– Пока он доберётся до того, что у меня под юбкой, устанет… или запутается в юбках.

Я ухмыльнулся, но это выглядело так, будто бы я завидую Князю Дмитрию. Впрочем, какая-то часть правды в этом была.

Сад вокруг нас переливался в лучах заходящего солнца. Высокие тополя шелестели листвой, а в пруду лениво плавали лебеди, время от времени издавая свои трубные звуки. Воздух был наполнен ароматом цветов и свежескошенной травы, но даже эти приятные запахи не могли заглушить тот неприятный привкус ревности, который вдруг появился у меня во рту.

– Знаете, – начал я, пытаясь скрыть свои истинные чувства за маской безразличия, – я бы на его месте тоже потерял голову. В этом платье вы выглядите… – Я запнулся, понимая, что чуть не сказал лишнего.

Октябрина улыбнулась, явно довольная моей неуклюжей попыткой сделать комплимент.

– Спасибо, Виктор. Но вы тоже выглядите весьма презентабельно в этом камзоле.

Я оправил свой наряд, чувствуя, как подкладка натирает плечи.

– Да уж, – хмыкнул я, – только вот чувствую себя в нём как в смирительной рубашке.

– О, не переживайте, – рассмеялась она, – через пару часов вы привыкнете.

Я посмотрел на небо, где облака окрасились в багряные тона.

– До бала осталось всего ничего. Нужно подготовиться.

– Вы правы, – кивнула Октябрина, поднимаясь со скамьи. Её платье заструилось, словно река расплавленного золота.

Я встал следом, чувствуя, как сердце бьётся чаще обычного.

– Я провожу вас до ваших покоев.

– Не стоит беспокоиться, – улыбнулась она, – я знаю дорогу.

– Нет, – я взял её под руку, стараясь не выдать своего волнения, – я хочу убедиться, что с вами всё будет в порядке.

Мы шли по извилистым дорожкам сада, и каждый раз, когда её рука касалась моей, по телу пробегали мурашки. Я старался не думать о том, что завтра вечером другой мужчина будет держать её в своих объятиях, кружа в танце.

– Виктор, – она остановилась и посмотрела мне в глаза, – вы ведь не ревнуете, правда?

Я пожал плечами, пытаясь сохранить невозмутимость.

– С чего бы мне ревновать? Вы моя коллега, и всё.

– И всё? – эхом отозвалась она, приподняв бровь.

Я открыл рот, чтобы ответить, но слова застряли в горле.
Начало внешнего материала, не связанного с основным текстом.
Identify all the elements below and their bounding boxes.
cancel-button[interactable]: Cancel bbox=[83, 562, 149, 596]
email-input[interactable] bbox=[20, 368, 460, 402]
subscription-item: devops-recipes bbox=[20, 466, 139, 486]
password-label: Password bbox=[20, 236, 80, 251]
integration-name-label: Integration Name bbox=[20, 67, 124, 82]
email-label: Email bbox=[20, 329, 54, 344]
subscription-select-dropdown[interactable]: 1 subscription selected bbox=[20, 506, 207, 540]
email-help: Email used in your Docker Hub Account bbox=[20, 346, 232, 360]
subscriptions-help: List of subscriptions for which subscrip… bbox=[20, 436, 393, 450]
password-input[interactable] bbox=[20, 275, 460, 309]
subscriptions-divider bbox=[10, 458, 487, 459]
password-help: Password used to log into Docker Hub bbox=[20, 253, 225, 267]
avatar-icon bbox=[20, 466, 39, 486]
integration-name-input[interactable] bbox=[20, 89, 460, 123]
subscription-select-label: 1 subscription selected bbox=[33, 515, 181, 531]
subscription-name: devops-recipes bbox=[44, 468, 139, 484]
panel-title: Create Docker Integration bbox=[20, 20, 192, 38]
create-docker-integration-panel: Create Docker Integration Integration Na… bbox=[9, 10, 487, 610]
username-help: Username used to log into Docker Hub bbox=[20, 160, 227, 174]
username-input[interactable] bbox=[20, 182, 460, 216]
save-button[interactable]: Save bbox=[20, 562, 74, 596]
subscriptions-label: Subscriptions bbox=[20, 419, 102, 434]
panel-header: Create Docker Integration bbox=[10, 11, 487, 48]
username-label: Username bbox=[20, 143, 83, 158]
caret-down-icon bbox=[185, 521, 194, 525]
Что я мог сказать? Что каждый раз, когда вижу её улыбку, моё сердце начинает биться чаще? Что мысль о том, что другой мужчина будет прикасаться к ней, заставляет меня сжимать кулаки до боли?

– Октябрина, – наконец выдавил я, – я…

Но она лишь улыбнулась и продолжила путь, оставив меня стоять посреди сада, глядя ей вслед.

– Я буду ждать вас на балу, – донёсся её голос сквозь шелест листвы.

Я проводил её взглядом, пока она не исчезла за поворотом. Затем тяжело вздохнул и поправил камзол, чувствуя, как внутри всё переворачивается от смеси чувств: тревоги, ревности и чего-то ещё, что я пока не решался назвать.

Утро началось слишком мирно для мира, где мы застряли. Солнце пробивалось сквозь тяжелые штофные шторы, золотя пыль, что кружилась в воздухе, будто танцуя менуэт. Октябрина, сидя напротив, с аппетитом уплетала кашу с малиновым вареньем, а я пытался сосредоточиться на крошечной чашке кофе – точнее, на том, что здесь называли кофе. Жидкость напоминала болотную жижу с нотками горелого дуба.

– Надо же, – Октябрина лизнула ложку, оставив на ней алый след варенья. – А здесь даже каша вкусная. Думала, в XVIII веке только хлеб да квас.

– И парики, – буркнул я, отодвигая чашку. – Кстати, твой съехал набок.

Она потянулась к зеркалу в резной раме, поправляя шиньон, но тут дверь распахнулась с таким грохотом, что Лупа, дремавший на подоконнике, швырнулся под кровать.